India’s moon rover has confirmed the presence of sulphur and detected several other elements on the southern pole of the Moon, according to a statement from the Indian Space Research Organisation (ISRO).
“The Laser-Induced Breakdown Spectroscopy (LIBS) instrument onboard Chandrayaan-3 Rover has made the first-ever in-situ measurements on the elemental composition of the lunar surface near the south pole,” ISRO said in a statement recently.
“These in-situ measurements confirm the presence of sulphur in the region unambiguously, something that was not feasible by the instruments onboard the orbiters,” it said.
Sulphur is an extremely crucial element for human survival.
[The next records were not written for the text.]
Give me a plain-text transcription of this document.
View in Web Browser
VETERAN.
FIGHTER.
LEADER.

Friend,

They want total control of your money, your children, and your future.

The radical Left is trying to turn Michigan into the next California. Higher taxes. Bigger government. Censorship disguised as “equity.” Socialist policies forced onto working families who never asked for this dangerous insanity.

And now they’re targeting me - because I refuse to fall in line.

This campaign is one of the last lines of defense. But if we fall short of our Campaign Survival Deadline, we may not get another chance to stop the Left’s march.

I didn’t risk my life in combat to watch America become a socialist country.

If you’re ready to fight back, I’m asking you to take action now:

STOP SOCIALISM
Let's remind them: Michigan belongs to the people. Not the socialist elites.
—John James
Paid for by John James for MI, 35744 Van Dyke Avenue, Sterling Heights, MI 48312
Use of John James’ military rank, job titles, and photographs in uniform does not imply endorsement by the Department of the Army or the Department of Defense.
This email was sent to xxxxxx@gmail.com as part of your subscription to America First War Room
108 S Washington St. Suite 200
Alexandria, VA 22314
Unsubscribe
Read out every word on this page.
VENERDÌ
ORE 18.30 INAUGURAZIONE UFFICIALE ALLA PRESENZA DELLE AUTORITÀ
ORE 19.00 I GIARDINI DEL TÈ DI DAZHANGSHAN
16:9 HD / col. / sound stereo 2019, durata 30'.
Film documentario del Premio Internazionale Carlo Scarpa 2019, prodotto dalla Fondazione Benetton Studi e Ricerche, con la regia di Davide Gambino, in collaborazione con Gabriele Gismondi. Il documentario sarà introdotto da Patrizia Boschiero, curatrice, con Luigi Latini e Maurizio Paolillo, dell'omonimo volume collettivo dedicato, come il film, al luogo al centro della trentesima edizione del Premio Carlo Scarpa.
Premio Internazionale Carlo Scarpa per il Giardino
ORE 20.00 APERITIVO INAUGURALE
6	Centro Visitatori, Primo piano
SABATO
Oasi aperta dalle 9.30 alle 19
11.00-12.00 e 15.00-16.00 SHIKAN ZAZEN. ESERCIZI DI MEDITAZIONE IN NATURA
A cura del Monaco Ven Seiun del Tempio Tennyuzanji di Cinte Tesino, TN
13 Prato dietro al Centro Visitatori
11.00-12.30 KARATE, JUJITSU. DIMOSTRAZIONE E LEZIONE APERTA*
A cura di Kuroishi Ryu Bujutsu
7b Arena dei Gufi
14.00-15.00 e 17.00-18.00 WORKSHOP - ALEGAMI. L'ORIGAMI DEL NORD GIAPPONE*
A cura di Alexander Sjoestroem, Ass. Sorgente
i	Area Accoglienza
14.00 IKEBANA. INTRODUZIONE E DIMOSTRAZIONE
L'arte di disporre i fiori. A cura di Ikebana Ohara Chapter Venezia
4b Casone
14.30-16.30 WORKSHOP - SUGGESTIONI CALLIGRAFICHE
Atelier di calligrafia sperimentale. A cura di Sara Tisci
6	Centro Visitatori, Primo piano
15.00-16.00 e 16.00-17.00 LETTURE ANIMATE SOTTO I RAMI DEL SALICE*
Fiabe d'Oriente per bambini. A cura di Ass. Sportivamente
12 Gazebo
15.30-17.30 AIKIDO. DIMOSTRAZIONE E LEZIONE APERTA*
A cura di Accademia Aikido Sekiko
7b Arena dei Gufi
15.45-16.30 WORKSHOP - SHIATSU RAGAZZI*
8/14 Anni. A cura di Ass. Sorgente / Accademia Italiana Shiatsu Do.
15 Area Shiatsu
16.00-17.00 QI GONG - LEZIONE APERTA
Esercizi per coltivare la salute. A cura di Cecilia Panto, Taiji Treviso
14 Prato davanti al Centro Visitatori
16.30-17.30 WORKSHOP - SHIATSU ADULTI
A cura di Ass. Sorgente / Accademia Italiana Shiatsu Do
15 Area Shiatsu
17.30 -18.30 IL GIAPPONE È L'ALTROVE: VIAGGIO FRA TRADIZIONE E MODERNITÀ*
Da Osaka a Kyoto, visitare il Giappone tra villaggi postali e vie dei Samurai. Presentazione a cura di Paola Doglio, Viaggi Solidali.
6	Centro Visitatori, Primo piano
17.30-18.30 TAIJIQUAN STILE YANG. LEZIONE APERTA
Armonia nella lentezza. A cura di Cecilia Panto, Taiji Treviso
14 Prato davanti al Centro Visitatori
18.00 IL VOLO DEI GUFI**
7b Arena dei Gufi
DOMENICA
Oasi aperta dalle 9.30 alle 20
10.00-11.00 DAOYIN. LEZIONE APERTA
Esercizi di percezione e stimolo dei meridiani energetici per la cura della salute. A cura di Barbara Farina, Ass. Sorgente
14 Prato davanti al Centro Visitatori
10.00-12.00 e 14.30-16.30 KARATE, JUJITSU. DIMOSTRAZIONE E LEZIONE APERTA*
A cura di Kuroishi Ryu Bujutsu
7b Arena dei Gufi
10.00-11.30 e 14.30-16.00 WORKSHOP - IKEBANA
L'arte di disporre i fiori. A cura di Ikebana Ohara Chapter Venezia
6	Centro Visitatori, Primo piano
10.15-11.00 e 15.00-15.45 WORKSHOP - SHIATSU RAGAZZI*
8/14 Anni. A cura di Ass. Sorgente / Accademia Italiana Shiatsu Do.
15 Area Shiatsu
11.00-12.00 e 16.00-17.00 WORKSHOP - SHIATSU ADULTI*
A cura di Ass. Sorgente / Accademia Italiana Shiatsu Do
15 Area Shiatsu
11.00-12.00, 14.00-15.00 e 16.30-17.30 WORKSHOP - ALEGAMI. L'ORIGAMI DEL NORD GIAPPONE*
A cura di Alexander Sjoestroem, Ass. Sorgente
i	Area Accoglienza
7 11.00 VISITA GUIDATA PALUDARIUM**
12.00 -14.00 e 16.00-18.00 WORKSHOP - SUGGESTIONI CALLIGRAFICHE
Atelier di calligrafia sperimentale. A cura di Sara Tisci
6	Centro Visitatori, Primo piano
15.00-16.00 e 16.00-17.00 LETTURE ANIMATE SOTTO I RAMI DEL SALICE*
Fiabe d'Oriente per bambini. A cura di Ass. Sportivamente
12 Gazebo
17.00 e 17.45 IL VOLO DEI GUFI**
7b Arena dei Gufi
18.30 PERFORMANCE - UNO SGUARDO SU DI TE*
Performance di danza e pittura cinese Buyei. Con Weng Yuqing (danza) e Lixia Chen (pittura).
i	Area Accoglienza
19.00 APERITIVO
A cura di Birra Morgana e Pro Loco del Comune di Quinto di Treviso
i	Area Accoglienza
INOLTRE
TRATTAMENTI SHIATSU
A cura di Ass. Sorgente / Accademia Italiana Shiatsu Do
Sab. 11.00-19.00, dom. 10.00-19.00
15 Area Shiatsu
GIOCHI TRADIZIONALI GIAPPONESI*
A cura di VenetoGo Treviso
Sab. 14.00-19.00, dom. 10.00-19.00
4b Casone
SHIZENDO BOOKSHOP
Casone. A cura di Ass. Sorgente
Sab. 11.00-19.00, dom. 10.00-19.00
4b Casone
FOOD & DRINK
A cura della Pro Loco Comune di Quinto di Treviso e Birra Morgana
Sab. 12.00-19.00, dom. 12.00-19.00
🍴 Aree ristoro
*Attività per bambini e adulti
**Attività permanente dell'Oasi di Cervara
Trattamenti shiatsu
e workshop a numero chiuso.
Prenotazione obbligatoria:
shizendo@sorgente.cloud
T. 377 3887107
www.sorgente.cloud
It is very rare on the Moon, which makes this finding groundbreaking, as it could also mean that there is a possibility of finding water ice.
Spectrographic analysis by ISRO also confirmed that lunar surface’s composition includes aluminum, calcium, iron, chromium, and titanium. Additionally, further measurements revealed the existence of manganese, silicon, and oxygen.
ISRO also revealed that thorough investigation with respect to the presence of Hydrogen is currently underway.
India achieved a significant milestone last week by becoming the first country to successfully land a spacecraft in the relatively unexplored southern polar region of the Moon. This achievement solidified India’s position as the fourth nation to accomplish a lunar landing.